Search ForexCrunch
  • The USD remains well supported by tempered Fed rate cut expectations.
  • Investors refrain from placing aggressive bets ahead of Powell’s testimony.
  • Sustained move beyond 50-DMA needed to confirm near-term bullish bias.

The USD/JPY pair refreshed multi-week tops during the Asian session on Wednesday, albeit struggled to extend the momentum beyond the 109.00 handle.

Following last week’s upbeat headline NFP print for June, diminishing odds for a 50bps point rate cut by the Fed led to a solid rebound in the US Treasury bond yields and turned out to be one of the key factors behind the recent US Dollar rally to near three-week tops.  

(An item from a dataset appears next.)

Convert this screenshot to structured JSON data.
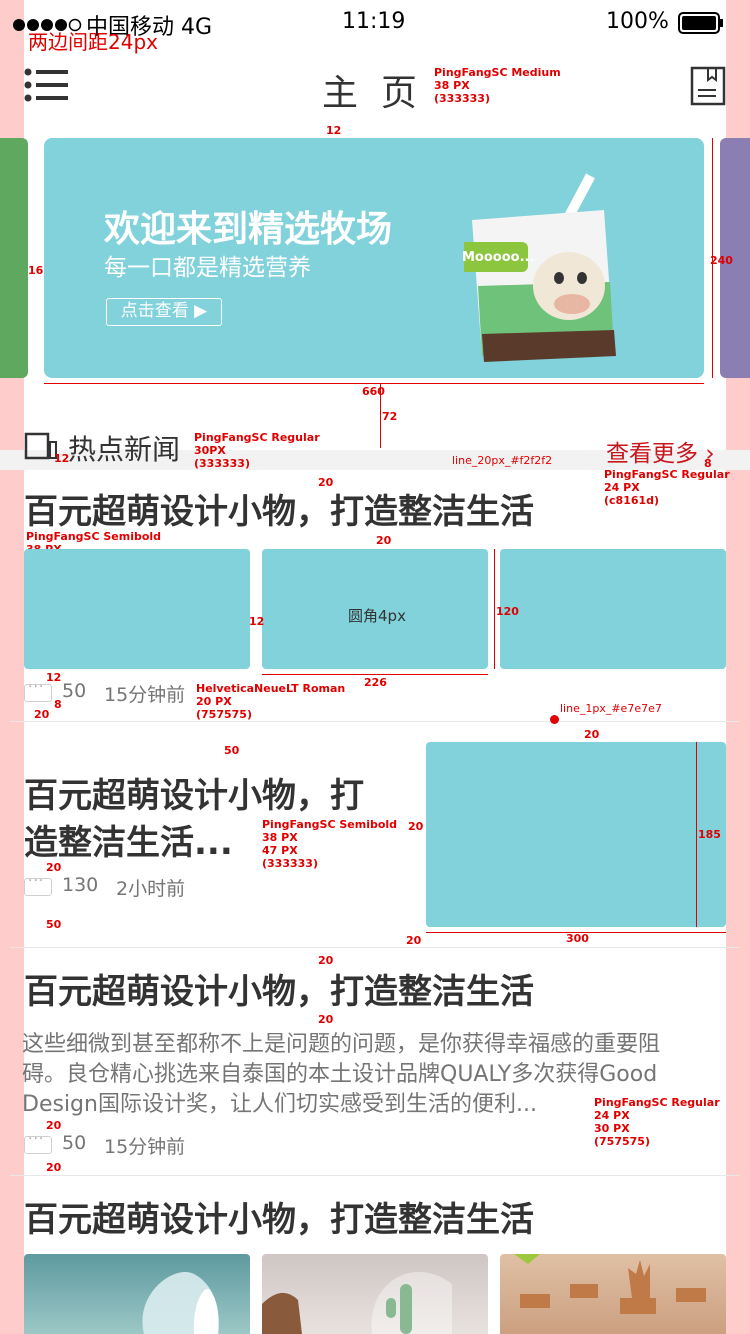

The pair built on its recent recovery move from multi-month lows and climbed to its highest level since May 31, though a combination of negative forces held investors from placing any aggressive bets and kept a lid on any strong follow-through beyond 50-day SMA.  

The prevalent cautions mood, as depicted by a subdued action in equity markets, extended some support to the Japanese Yen’s safe-haven status and seemed to cap gains ahead of the Fed Chair Jerome Powell’s two-day congressional testimony, starting this Wednesday.

Powell’s comments, followed by the release of the June FOMC meeting minutes will be closely scrutinized for clues about the central bank’s monetary policy outlook and the next move at the upcoming meeting on July 30-31, which should provide a fresh directional impetus.